Distributional sources of matter on codimension-two and higher branes are only well-defined as regularized objects. Nevertheless, intuition from effective field theory suggests that the low-energy physics on such branes should be independent of any high-energy regularization scheme. In this paper, we address this issue in the context of a scalar field model where matter fields (the standard model) living on such a brane interact with bulk fields (gravity). The low-energy effective theory is shown to be consistent and independent of the regularization scheme, provided the brane couplings are renormalized appropriately at the classical level. We perform explicit computations of the classical renormalization group flows at tree and one-loop level, demonstrate that the theory is renormalizable against codimension-two divergences, and extend the analysis to several physical applications such as electrodynamics and brane localized kinetic terms.

Figures (7)

• Figure 1: Thick brane regularization
• Figure 2: Corrections to the bulk field two-point function arising from the brane mass term $\lambda_2$. The blue dashed lines represent the free bulk field propagator $D_k(r,r')$ while the dotted line is that corrected for the mass term i.e. $\tilde{D}_k(r,r')$.

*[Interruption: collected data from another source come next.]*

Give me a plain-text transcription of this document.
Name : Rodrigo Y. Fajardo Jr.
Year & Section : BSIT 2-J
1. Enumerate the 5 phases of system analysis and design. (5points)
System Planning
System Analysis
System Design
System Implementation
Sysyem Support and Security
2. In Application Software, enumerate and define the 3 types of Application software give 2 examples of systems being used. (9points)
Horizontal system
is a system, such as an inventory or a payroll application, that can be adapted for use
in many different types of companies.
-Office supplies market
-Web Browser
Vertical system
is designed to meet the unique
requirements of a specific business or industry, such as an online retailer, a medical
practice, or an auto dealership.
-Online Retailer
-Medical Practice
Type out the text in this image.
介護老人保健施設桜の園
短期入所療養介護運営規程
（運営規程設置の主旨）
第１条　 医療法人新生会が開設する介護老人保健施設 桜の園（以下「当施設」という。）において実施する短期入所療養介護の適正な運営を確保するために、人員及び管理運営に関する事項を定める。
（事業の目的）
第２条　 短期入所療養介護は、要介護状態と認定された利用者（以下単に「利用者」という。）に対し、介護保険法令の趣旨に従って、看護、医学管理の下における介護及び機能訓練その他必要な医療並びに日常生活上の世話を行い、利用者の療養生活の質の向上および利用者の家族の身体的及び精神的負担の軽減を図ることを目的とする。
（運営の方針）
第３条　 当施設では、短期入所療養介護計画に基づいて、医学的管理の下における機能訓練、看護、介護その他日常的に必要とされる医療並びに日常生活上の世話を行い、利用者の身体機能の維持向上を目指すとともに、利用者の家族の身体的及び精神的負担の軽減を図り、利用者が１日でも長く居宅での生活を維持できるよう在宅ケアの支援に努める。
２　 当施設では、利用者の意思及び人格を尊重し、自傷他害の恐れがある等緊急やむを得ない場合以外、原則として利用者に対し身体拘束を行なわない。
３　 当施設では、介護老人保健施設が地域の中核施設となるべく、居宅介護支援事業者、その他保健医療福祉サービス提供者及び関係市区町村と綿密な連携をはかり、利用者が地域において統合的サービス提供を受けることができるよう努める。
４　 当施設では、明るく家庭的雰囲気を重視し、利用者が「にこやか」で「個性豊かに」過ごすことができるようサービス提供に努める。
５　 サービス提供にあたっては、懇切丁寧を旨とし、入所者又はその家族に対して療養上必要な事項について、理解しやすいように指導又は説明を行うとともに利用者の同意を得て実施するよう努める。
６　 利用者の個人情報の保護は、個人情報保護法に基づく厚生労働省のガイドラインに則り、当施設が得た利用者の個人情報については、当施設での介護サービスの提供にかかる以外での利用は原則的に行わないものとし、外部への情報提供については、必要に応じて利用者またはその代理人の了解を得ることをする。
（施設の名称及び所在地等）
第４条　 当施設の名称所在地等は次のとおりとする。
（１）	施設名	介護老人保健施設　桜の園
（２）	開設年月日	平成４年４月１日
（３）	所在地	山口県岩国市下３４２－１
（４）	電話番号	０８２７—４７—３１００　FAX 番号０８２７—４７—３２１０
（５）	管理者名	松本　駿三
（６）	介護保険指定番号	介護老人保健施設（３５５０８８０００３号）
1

• Figure 3: Coupling corrections to the two-point functions. The blue dotted lines represent the propagator for the bulk field $\tilde{D}_k(r,r')$, while the red plain lines are the propagator for the brane field $\chi$: $H_k$. Lines carrying a circle represent the "dressed" propagators $G^{\phi \phi} (r,r')$ (top diagram) and $G^{\chi \chi}$ (bottom) and take into account the tree-level corrections arising from the coupling $\lambda$ between the bulk and the brane field.
• Figure 4: Three-point functions. The blue dotted lines represent the propagator for the bulk field $\phi$, while the red plane lines are the propagator for the brane field $\chi$.
• Figure 5: Classical contributions to the four-point functions. The second term on the bottom line is finite, but the third diagram involves a divergent piece proportional to $\lambda_3^2 \tilde{D}_k (0,0)$ which needs to be absorbed into the coupling $\beta_4$.